La construction de l’image de la célébrité – qu’elle fasse partie du star system ou du monde de la politique – commence en réalité bien avant la retouche : « En fait, ce qui va être retouché, ça va être souvent ce qui s’appelle un “rendez-vous”, c’est-à-dire des photos posées et exclusives. C’est-à-dire que, par exemple, un comédien ou une comédienne va dire “ok, on vous accorde une séance photo d’une demi journée” (en général, c’est moins longtemps). Du coup, ça va être peut-être […] avec un styliste, avec un maquilleur, ils vont faire une séance photo avec plusieurs tenues, avec plusieurs ambiances, et, en général, le procès après le shooting c’est de faire valider les photos, c’est-à-dire qu’il y a un pre-editing qui est fait et, une fois ce pre-editing fait, ils peuvent demander (ce n’est pas systématique, même si aujourd’hui c’est quand même extrêmement répandu), ils vont demander si on peut retoucher, je ne sais pas moi… les cernes… si on peut adoucir la peu, si on peut enlever un bouton…Voilà, dans ce genre de photos, l’agence va faire effectivement retoucher les images », dit Jérôme, photographe et ex-retoucheur dans une agence photo spécialisée en people.

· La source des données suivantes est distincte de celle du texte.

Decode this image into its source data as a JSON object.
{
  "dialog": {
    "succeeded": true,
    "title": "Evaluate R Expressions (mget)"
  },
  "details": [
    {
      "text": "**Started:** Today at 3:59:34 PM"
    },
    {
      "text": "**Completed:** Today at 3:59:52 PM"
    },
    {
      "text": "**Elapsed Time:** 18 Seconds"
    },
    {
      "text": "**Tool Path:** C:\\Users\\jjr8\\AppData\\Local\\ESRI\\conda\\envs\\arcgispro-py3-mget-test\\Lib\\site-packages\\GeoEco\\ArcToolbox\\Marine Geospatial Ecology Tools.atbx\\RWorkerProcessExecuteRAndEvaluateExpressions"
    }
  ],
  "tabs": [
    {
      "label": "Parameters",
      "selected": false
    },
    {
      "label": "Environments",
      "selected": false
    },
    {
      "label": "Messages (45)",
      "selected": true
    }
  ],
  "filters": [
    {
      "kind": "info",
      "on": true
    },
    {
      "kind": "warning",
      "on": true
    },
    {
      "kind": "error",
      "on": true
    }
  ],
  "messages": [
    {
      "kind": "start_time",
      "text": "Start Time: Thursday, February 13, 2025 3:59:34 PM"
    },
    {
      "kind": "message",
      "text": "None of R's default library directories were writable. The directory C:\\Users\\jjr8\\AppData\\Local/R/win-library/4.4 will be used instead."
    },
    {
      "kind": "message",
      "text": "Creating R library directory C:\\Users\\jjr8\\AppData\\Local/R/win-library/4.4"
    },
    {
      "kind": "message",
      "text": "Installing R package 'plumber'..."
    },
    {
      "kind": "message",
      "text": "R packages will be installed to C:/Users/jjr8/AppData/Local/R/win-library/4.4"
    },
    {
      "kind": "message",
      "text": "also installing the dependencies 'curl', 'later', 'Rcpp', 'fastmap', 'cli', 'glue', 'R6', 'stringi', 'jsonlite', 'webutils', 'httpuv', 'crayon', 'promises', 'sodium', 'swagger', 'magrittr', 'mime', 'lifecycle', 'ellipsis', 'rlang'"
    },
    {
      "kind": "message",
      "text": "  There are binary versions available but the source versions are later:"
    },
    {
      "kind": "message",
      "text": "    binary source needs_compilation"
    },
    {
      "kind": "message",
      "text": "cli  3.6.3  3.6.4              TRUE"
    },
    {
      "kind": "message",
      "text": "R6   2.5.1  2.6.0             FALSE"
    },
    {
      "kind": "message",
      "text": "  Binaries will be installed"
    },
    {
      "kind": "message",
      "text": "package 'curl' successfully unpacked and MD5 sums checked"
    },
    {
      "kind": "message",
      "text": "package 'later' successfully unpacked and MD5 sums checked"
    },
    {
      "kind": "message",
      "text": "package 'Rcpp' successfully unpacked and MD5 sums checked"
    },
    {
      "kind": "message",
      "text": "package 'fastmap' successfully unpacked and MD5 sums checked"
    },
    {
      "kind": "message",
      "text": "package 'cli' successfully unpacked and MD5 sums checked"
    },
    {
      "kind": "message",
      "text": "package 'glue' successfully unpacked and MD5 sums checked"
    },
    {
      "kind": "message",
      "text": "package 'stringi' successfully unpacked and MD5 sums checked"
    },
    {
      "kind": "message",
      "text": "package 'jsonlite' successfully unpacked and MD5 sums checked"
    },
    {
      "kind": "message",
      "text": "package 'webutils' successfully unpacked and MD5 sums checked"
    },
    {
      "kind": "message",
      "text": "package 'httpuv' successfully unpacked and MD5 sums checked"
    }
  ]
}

La retouche, précédée par l’organisation de la séance photo et du pre-editing, et suivie par l’éditorialisation qui sera faite par le magazine, n’est donc qu’une des étapes de la construction de ce type d’images, appelées en jargon « rendez-vous » ou « close-ups », lesquelles peuvent être réalisées par un photographe lié à une agence ou à un magazine. Ce type d’images, qui se différencient des photos paparazzi par leur caractère construit – reconnaissable essentiellement par la pose du personnage – font obligatoirement l’objet d’une validation de la part de la star, et passent donc presque systématiquement par l’étape de la retouche. Sylvain le confirme : la célébrité « fait appel à un ou deux photographes pour avoir ce qu’on appelle des “close-ups”, pour avoir des photos dans sa chambre d’hôtel ou en privé ; donc, c’est intéressant pour le magazine, parce qu’ils ne vont pas avoir les photos qu’ont tout le monde. Ça permet à ce magazine d’avoir des photos exclusives, et, à elle, ça lui permet de retoucher ses photos ».

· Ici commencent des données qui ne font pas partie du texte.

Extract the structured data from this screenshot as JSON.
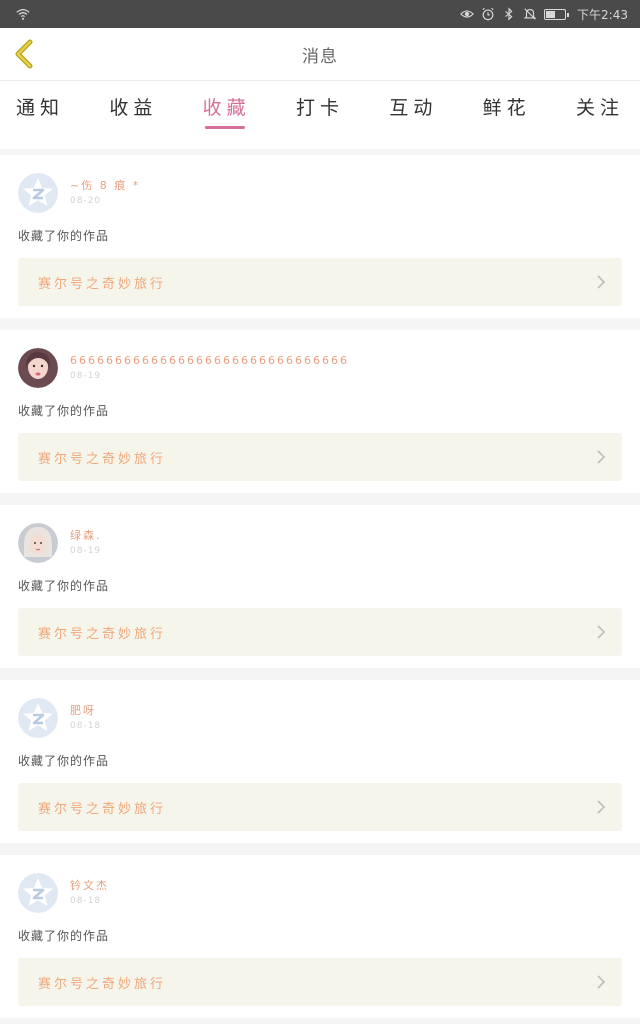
{
  "status_bar": {
    "time": "下午2:43",
    "icons": [
      "wifi-icon",
      "eye-icon",
      "alarm-icon",
      "bluetooth-icon",
      "mute-icon",
      "battery-icon"
    ]
  },
  "header": {
    "title": "消息",
    "back_icon": "chevron-left-icon",
    "accent_color": "#c8b428"
  },
  "tabs": [
    {
      "label": "通知",
      "active": false
    },
    {
      "label": "收益",
      "active": false
    },
    {
      "label": "收藏",
      "active": true
    },
    {
      "label": "打卡",
      "active": false
    },
    {
      "label": "互动",
      "active": false
    },
    {
      "label": "鲜花",
      "active": false
    },
    {
      "label": "关注",
      "active": false
    }
  ],
  "colors": {
    "active_tab": "#d6709a",
    "username": "#e8a080",
    "work_title": "#f0a87a",
    "work_box_bg": "#f6f5ec"
  },
  "items": [
    {
      "name": "~伤 8 痕 *",
      "date": "08-20",
      "avatar": "default-star-avatar",
      "action": "收藏了你的作品",
      "work": "赛尔号之奇妙旅行"
    },
    {
      "name": "6666666666666666666666666666666",
      "date": "08-19",
      "avatar": "user-photo-avatar",
      "action": "收藏了你的作品",
      "work": "赛尔号之奇妙旅行"
    },
    {
      "name": "绿森.",
      "date": "08-19",
      "avatar": "user-photo-avatar",
      "action": "收藏了你的作品",
      "work": "赛尔号之奇妙旅行"
    },
    {
      "name": "肥呀",
      "date": "08-18",
      "avatar": "default-star-avatar",
      "action": "收藏了你的作品",
      "work": "赛尔号之奇妙旅行"
    },
    {
      "name": "钤文杰",
      "date": "08-18",
      "avatar": "default-star-avatar",
      "action": "收藏了你的作品",
      "work": "赛尔号之奇妙旅行"
    }
  ]
}
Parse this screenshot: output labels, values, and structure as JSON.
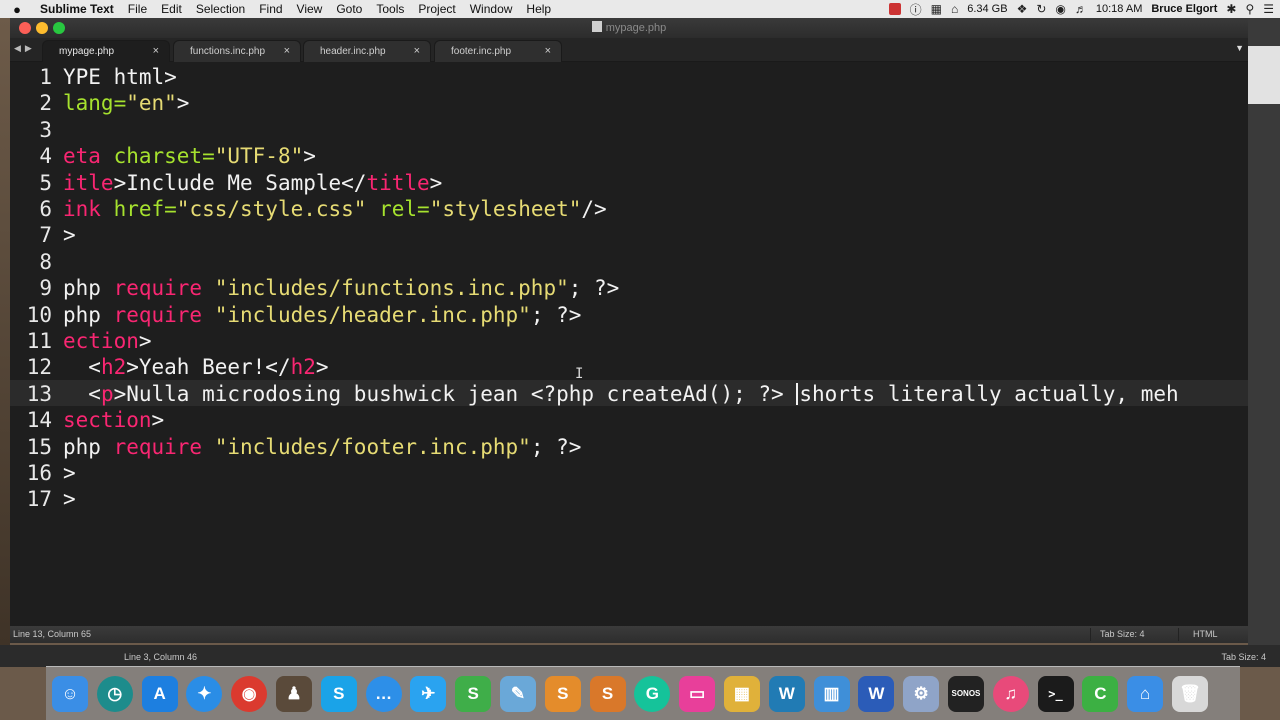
{
  "menubar": {
    "apple": "",
    "app": "Sublime Text",
    "menus": [
      "File",
      "Edit",
      "Selection",
      "Find",
      "View",
      "Goto",
      "Tools",
      "Project",
      "Window",
      "Help"
    ],
    "storage": "6.34 GB",
    "time": "10:18 AM",
    "user": "Bruce Elgort"
  },
  "window": {
    "title": "mypage.php"
  },
  "tabs": [
    {
      "label": "mypage.php",
      "close": "×"
    },
    {
      "label": "functions.inc.php",
      "close": "×"
    },
    {
      "label": "header.inc.php",
      "close": "×"
    },
    {
      "label": "footer.inc.php",
      "close": "×"
    }
  ],
  "editor": {
    "line_numbers": [
      "1",
      "2",
      "3",
      "4",
      "5",
      "6",
      "7",
      "8",
      "9",
      "10",
      "11",
      "12",
      "13",
      "14",
      "15",
      "16",
      "17"
    ],
    "current_line": 13
  },
  "statusbar": {
    "position": "Line 13, Column 65",
    "tab_size": "Tab Size: 4",
    "syntax": "HTML"
  },
  "background_window": {
    "position": "Line 3, Column 46",
    "tab_size": "Tab Size: 4"
  },
  "dock": {
    "apps": [
      {
        "name": "Finder",
        "glyph": "☺",
        "color": "#3a8ee6"
      },
      {
        "name": "Time Machine",
        "glyph": "◷",
        "color": "#1d8c8c"
      },
      {
        "name": "App Store",
        "glyph": "A",
        "color": "#1d7fe0"
      },
      {
        "name": "Safari",
        "glyph": "✦",
        "color": "#2a8de6"
      },
      {
        "name": "Chrome",
        "glyph": "◉",
        "color": "#db3a2f"
      },
      {
        "name": "Agent",
        "glyph": "♟",
        "color": "#5a4a3a"
      },
      {
        "name": "Skype",
        "glyph": "S",
        "color": "#1aa3e8"
      },
      {
        "name": "Messages",
        "glyph": "…",
        "color": "#2d8fe8"
      },
      {
        "name": "Twitter",
        "glyph": "✈",
        "color": "#2aa3f0"
      },
      {
        "name": "Snagit",
        "glyph": "S",
        "color": "#3fae49"
      },
      {
        "name": "Preview",
        "glyph": "✎",
        "color": "#6aa8d8"
      },
      {
        "name": "Sublime Text",
        "glyph": "S",
        "color": "#e48c2b"
      },
      {
        "name": "Sublime Text 2",
        "glyph": "S",
        "color": "#d9782a"
      },
      {
        "name": "Grammarly",
        "glyph": "G",
        "color": "#15c39a"
      },
      {
        "name": "Keynote Pink",
        "glyph": "▭",
        "color": "#e83f9a"
      },
      {
        "name": "Transmit",
        "glyph": "▦",
        "color": "#e0b13a"
      },
      {
        "name": "WordPress",
        "glyph": "W",
        "color": "#217bb4"
      },
      {
        "name": "Screens",
        "glyph": "▥",
        "color": "#3f8fd8"
      },
      {
        "name": "Word",
        "glyph": "W",
        "color": "#2b5cb8"
      },
      {
        "name": "Utility",
        "glyph": "⚙",
        "color": "#8fa4c8"
      },
      {
        "name": "Sonos",
        "glyph": "SONOS",
        "color": "#222222"
      },
      {
        "name": "iTunes",
        "glyph": "♫",
        "color": "#e84a7a"
      },
      {
        "name": "Terminal",
        "glyph": ">_",
        "color": "#1b1b1b"
      },
      {
        "name": "Camtasia",
        "glyph": "C",
        "color": "#3cb043"
      },
      {
        "name": "Keynote",
        "glyph": "⌂",
        "color": "#3a8ee6"
      },
      {
        "name": "Trash",
        "glyph": "🗑",
        "color": "#d8d8d8"
      }
    ]
  }
}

Pages 22-23, Gala n° 897, 18 août 2010. Article « Laurence Ferrari. “Mon bébé est un cadeau du ciel” », photos de Benjamin Decoin / Visual.

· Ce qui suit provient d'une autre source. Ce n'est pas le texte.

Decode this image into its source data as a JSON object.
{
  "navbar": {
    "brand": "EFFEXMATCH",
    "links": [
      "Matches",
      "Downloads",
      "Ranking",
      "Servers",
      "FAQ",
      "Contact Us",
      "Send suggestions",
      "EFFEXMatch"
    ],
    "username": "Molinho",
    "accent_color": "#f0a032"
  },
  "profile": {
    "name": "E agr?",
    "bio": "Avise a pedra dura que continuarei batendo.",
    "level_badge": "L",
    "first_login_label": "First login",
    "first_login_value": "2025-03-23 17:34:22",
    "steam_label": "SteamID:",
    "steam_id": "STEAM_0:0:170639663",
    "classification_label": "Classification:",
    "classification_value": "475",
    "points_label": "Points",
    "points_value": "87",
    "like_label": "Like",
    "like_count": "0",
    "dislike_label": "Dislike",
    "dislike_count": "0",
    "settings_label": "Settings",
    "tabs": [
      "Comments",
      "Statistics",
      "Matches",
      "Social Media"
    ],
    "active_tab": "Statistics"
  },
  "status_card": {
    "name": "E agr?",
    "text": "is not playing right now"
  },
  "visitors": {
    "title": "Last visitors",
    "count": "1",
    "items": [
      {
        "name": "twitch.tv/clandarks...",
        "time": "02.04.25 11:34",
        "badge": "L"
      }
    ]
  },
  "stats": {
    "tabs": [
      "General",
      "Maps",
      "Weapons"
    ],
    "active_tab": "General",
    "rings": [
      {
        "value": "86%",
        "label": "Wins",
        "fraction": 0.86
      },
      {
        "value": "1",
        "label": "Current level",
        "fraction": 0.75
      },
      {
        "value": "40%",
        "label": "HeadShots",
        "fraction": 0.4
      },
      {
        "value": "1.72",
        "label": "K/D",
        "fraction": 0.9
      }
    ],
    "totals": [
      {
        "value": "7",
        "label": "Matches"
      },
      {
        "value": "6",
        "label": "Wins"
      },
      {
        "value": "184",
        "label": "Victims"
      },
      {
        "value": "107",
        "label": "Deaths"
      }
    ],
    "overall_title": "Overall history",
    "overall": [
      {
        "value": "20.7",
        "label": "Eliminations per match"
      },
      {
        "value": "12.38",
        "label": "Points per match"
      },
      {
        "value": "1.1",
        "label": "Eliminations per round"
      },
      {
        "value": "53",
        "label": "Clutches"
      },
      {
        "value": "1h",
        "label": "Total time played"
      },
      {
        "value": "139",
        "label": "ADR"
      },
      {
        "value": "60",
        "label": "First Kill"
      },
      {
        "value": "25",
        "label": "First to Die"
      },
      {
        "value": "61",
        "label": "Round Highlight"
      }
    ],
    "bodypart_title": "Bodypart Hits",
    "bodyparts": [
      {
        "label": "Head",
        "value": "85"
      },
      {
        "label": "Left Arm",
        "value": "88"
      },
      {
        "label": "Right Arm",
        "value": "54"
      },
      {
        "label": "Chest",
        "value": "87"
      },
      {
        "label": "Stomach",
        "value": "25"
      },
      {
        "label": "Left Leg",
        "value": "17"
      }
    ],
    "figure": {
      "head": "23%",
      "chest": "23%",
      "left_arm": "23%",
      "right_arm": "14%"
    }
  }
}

Pages 138-139, Elle n° 3332, 6 novembre 2009. Article « Sophie Marceau. L’amour lui va si bien », photos de Kate Barry.
Pages 48-49, Paris Match n° 3077, 7 mai 2008. Article « Nicolas et Carla Sarkozy. Un samedi ensoleillé à l’Elysée », photos de Pascal Rostain.
Une autre caractéristique de ce type de contenus éditoriaux, c’est que, à la différence des photos paparazzi, ils associent aux photos une interview exclusive de la célébrité : « souvent, un portrait posé où la personne va être vraiment mise en valeur, souvent elle est là aussi parce qu’il y a une interview derrière, et l’interview c’est un peu comme la photo qu’on va faire valider, l’interview est en général relue par la personne avant publication », explique Jérôme.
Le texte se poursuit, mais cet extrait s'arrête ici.